Comunque sia, sul web, campeggia ancora una foto del 2019: come premio per aver battuto Roger Federer a Cincinnati, l’amico di musica, l’ex campione di Wimbledon Pat Cash l’ha portato al concerto degli Iron Maiden, dove il solista Bruce Dickinson gli ha morso il braccio, scherzosamente, per vendicare Il Magnifico.
Sistemato il fisico, dopo la frattura da stress alla schiena del 2018 e i problemi al polso del 2019, risistemata la gestione dei nervi, sotto il profilo tecnico, sul campo da tennis, Rublev è migliorato nel servizio, nel rovescio e ultimamente anche nel gioco al volo, quantomeno nella propensione a rete, perché la volée resta ancora un po’ avulsa dal suo Dna.

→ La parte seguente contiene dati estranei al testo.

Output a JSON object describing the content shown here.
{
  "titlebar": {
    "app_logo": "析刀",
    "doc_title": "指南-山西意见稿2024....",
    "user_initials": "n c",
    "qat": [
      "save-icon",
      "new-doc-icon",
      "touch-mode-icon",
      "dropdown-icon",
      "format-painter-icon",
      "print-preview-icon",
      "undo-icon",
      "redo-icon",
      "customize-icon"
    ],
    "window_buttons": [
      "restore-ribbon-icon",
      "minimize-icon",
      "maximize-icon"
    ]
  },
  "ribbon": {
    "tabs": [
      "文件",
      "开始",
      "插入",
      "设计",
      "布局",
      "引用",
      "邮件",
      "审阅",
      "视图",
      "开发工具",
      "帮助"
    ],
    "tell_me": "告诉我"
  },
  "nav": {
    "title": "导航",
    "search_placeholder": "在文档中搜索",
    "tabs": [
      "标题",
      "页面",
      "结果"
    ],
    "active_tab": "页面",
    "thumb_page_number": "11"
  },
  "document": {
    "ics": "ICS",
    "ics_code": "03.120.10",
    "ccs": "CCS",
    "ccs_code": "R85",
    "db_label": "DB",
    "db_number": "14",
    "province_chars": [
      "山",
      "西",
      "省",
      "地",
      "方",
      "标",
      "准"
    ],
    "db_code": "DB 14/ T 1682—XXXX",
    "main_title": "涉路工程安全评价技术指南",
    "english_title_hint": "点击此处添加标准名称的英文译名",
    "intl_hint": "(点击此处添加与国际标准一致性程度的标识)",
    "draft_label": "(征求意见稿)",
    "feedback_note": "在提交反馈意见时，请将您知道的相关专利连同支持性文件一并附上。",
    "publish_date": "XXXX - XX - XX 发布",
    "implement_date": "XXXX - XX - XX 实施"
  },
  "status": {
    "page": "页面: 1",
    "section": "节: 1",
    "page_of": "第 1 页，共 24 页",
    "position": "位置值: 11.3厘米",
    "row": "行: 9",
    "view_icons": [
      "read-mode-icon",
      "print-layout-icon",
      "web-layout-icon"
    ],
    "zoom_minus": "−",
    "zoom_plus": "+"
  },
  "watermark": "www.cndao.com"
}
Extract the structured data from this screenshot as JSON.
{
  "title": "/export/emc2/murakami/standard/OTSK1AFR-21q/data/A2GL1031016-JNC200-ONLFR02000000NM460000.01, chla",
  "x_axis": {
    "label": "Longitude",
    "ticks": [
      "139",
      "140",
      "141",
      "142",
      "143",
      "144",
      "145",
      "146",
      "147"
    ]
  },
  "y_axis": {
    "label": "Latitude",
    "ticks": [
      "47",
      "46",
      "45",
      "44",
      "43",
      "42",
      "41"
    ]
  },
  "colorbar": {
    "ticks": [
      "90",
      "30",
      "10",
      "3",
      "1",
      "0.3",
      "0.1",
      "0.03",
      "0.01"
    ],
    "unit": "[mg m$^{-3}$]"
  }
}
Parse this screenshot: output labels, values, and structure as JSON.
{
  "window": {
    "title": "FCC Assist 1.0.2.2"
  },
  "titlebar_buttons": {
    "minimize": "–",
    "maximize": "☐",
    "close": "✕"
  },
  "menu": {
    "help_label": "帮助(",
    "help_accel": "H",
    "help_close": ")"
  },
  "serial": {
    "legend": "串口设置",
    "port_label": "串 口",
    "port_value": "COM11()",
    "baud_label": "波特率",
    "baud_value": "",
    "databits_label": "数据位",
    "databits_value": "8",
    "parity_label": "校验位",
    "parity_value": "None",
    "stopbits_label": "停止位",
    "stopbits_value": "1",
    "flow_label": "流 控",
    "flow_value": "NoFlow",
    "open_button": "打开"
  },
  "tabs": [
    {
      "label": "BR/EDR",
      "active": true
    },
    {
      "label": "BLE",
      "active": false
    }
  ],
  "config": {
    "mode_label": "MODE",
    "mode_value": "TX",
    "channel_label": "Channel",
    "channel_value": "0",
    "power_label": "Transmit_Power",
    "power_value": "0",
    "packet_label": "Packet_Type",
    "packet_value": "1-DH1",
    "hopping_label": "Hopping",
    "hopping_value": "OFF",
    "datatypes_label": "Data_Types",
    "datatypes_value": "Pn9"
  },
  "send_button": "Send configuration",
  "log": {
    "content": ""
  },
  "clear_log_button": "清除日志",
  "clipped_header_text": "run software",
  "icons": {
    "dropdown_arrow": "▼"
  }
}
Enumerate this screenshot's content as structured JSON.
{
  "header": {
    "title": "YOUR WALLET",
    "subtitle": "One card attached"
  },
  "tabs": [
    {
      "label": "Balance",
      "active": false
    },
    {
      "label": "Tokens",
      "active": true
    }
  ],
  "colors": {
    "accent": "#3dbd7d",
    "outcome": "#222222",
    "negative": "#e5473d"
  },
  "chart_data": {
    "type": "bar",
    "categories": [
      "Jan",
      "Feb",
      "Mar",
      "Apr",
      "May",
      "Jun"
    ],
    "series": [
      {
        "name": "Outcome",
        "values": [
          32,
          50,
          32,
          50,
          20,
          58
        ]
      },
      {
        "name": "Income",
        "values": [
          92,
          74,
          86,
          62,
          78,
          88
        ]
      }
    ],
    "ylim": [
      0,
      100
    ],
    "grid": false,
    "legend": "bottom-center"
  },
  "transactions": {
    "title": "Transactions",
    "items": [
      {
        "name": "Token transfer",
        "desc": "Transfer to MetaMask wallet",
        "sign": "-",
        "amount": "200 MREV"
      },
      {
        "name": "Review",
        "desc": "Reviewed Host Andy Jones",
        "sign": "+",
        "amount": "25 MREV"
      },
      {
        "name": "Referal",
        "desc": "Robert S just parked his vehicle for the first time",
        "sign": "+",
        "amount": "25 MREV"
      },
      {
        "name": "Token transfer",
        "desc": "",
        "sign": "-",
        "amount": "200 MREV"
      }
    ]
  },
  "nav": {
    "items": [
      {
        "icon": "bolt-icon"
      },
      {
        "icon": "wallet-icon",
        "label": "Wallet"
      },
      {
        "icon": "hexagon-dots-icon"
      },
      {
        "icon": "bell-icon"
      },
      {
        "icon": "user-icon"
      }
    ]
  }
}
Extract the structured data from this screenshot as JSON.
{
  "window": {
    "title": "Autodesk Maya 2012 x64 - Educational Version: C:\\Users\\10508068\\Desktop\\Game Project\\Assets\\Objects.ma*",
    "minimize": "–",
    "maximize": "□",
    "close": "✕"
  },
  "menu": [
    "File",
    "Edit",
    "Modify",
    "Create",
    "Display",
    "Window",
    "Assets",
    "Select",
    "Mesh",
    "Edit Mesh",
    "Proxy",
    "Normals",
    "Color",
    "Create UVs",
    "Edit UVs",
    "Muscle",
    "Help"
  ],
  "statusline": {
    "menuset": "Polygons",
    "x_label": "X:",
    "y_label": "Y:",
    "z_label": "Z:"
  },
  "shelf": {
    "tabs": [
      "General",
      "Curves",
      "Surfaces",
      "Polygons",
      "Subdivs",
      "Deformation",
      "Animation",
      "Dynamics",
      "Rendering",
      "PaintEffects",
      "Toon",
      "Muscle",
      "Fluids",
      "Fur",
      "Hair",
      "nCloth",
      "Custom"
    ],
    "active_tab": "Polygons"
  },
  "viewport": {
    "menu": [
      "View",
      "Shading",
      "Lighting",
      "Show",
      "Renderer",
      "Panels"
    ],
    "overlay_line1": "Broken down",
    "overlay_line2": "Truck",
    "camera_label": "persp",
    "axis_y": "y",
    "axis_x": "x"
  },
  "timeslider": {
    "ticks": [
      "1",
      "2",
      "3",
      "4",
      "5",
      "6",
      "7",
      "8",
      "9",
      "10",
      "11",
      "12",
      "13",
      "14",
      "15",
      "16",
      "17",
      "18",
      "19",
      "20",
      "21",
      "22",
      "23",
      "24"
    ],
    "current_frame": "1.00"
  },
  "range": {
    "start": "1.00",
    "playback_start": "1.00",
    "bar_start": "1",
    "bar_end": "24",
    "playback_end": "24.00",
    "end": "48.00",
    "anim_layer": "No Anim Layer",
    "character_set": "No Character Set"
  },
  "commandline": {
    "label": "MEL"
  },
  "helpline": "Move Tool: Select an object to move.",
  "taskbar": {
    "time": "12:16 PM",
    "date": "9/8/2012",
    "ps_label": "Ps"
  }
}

Ora sta lavorando sulla continuità, sul dosaggio delle energie psico-fisiche, anche se neanche lui sa quanto può ancora pescare nel pozzo della fantasia, della varietà, del talento puramente detto, per poter puntare ai grandi tornei, agli Slam, al vertice della classifica, facendo un altro salto di qualità dal numero 8, dai 3-4mila punti ATP di distanza dal poker Djokovic-Nadal-Medvedev-Thiem.
Andy Murray, che è uscito forzatamente dai Fab Four per colpa dei problemi all'anca, ci ha appena perso nettamente a Rotterdam e scommette sul futuro di Rublev: “Resterà al top per molto tempo perché ha un gran culto del lavoro ed è un ottimo giocatore. Ci avevo giocato in Australia quand’era molto giovane, già allora mi rimandava forte la palla ma s’è costruito fisicamente e ha lavorato duro su molte cose. Mi ci sono allenato spesso e, sin dalla prima palla tira fortissimo proprio come fa in partita: perciò sta ottenendo tanto successo”.
Il coraggio per crescere ancora glielo dà Rafa: “L’unico giocatore della storia che, in qualsiasi modo si senta e qualsiasi problema abbia, anche nel suo giorno peggiore, trova sempre le soluzioni per vincere. C’è riuscito per tutta la carriera”.
Guardando Nadal, allenandosi con Nadal, imparando da Nadal, Andrey sta affrontando l’obiettivo più difficile: “Fare la scelta giusta in campo è quello che mi sta insegnando coach Vicente, lui ha un occhio fantastico, ce l’aveva anche da giocatore, quand’era top 30. Negli ultimi tre anni mi ha già trasformato da uno che picchiava solo forte tutte le palle a uno che gestisce le situazioni perché cerca di vederle prima ed interpreta i momenti del match. Ma devo ancora imparare molto”.
Non è stato facile mettere le briglie ad Andrey Rublev.